The problem of parametric inference is to identify the explanations of
maximal likelihood simultaneously for all parametric settings of a
statistical model. One statistical model of interest is the Markov chain.

The Viterbi path(s) of length n of a Markov chain is the sequence(s) of
n+1 states that have the highest probability of occurring in the Markov
chain. We divide the space of all Markov chains into Viterbi regions in
which two Markov chains are in the same region if they share the same
Viterbi paths. These regions correspond to the vertices of a polytope
in which we represent each sequence by an ordered tuple where each
coordinate corresponds to the frequency of a transition in the sequence.

As the length n increases to infinity, the number of vertices remains
bounded. This results from the ability to decompose each Viterbi
sequence into a prefix, suffix, and periodic interior. Viterbi
sequences for two- and three-state Markov chains are characterized.

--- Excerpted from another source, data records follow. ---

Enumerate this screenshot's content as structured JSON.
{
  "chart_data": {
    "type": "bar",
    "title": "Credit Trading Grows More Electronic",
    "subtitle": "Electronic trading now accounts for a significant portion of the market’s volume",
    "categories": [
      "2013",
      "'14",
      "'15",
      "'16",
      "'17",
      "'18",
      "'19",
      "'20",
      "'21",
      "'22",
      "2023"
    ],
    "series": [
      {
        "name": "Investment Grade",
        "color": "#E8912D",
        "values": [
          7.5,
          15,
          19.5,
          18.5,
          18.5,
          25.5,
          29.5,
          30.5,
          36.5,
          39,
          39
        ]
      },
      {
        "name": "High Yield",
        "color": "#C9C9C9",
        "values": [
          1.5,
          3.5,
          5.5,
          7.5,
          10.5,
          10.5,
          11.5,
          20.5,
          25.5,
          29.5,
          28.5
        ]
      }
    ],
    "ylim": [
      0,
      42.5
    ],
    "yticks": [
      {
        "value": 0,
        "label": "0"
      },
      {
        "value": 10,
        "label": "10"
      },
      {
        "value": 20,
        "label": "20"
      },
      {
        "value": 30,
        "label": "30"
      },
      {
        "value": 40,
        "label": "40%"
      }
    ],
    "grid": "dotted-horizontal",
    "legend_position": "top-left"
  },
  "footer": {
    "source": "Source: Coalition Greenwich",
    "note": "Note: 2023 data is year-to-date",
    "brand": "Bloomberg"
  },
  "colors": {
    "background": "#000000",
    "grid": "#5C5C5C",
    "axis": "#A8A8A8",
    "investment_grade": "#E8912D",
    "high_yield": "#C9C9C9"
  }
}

A toric Markov chain is a Markov chain with a non-stochastic transition
matrix. When the chains have 2 or 3 states, there are some sequences
that are Viterbi for a toric Markov chain, but not for any Markov chain.
However, when the chain has 4 or more states, the sets of Viterbi
sequences are identical for both Markov chains and toric Markov chains.

Other results have been obtained for various graphical structures such
as cycles, toroidal arrays, and "approximate alignments", a structure
that arises from computing optimal alignments of sequence pairs.